Mrs. Amherst had risen and crossed over to his chair. She leaned on it a moment, pushing the tossed brown hair from his forehead.

“John, have you considered what you mean to do next?”

He threw back his head to meet her gaze.

“About this Dillon case,” she continued. “How are all these investigations going to help you?”

Their eyes rested on each other for a moment; then he said coldly: “You are afraid I am going to lose my place.”

She flushed like a girl and murmured: “It’s not the kind of place I ever wanted to see you in!”

“I know it,” he returned in a gentler tone, clasping one of the hands on his chair-back. “I ought to have followed a profession, like my grandfather; but my father’s blood was too strong in me. I should never have been content as anything but a working-man.”

“How can you call your father a working-man? He had a genius for mechanics, and if he had lived he would have been as great in his way as any statesman or lawyer.”

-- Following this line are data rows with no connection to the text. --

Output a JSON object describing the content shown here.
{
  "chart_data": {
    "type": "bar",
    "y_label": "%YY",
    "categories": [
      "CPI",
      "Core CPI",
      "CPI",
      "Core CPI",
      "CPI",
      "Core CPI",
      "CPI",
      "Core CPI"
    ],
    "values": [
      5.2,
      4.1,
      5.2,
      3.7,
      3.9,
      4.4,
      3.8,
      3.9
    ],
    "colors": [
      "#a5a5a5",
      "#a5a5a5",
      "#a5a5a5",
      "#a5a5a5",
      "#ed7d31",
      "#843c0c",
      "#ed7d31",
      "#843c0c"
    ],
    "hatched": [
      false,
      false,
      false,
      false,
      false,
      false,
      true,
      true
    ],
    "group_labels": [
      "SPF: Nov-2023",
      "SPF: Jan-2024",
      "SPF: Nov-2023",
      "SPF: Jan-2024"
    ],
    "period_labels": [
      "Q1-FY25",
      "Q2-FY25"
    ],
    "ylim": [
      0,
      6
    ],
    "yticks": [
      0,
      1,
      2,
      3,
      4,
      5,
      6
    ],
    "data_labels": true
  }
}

Amherst smiled. “Greater, to my thinking; but he gave me his hard-working hands without the genius to create with them. I wish I had inherited more from him, or less; but I must make the best of what I am, rather than try to be somebody else.” He laid her hand caressingly against his cheek. “It’s hard on you, mother — but you must bear with me.”

“I have never complained, John; but now you’ve chosen your work, it’s natural that I should want you to stick to it.”

He rose with an impatient gesture. “Never fear; I could easily get another job —— ”

“What? If Truscomb black-listed you? Do you forget that Scotch overseer who was here when we came?”

“And whom Truscomb hounded out of the trade? I remember him,” said Amherst grimly; “but I have an idea I am going to do the hounding this time.”

His mother sighed, but her reply was cut short by the noisy opening of the outer door. Amherst seemed to hear the sound with relief. “There’s Duplain,” he said, going into the passage; but on the threshold he encountered, not the young Alsatian overseer who boarded with them, but a small boy who said breathlessly: “Mr. Truscomb wants you to come down bimeby.”

“This evening? To the office?”

“No — he’s sick a-bed.”

The blood rushed to Amherst’s face, and he had to press his lips close to check an exclamation. “Say I’ll come as soon as I’ve had supper,” he said.

The boy vanished, and Amherst turned back to the sitting-room. “Truscomb’s ill — he has sent for me; and I saw Mrs. Westmore arriving tonight! Have supper, mother — we won’t wait for Duplain.” His face still glowed with excitement, and his eyes were dark with the concentration of his inward vision.

“Oh, John, John!” Mrs. Amherst sighed, crossing the passage to the kitchen.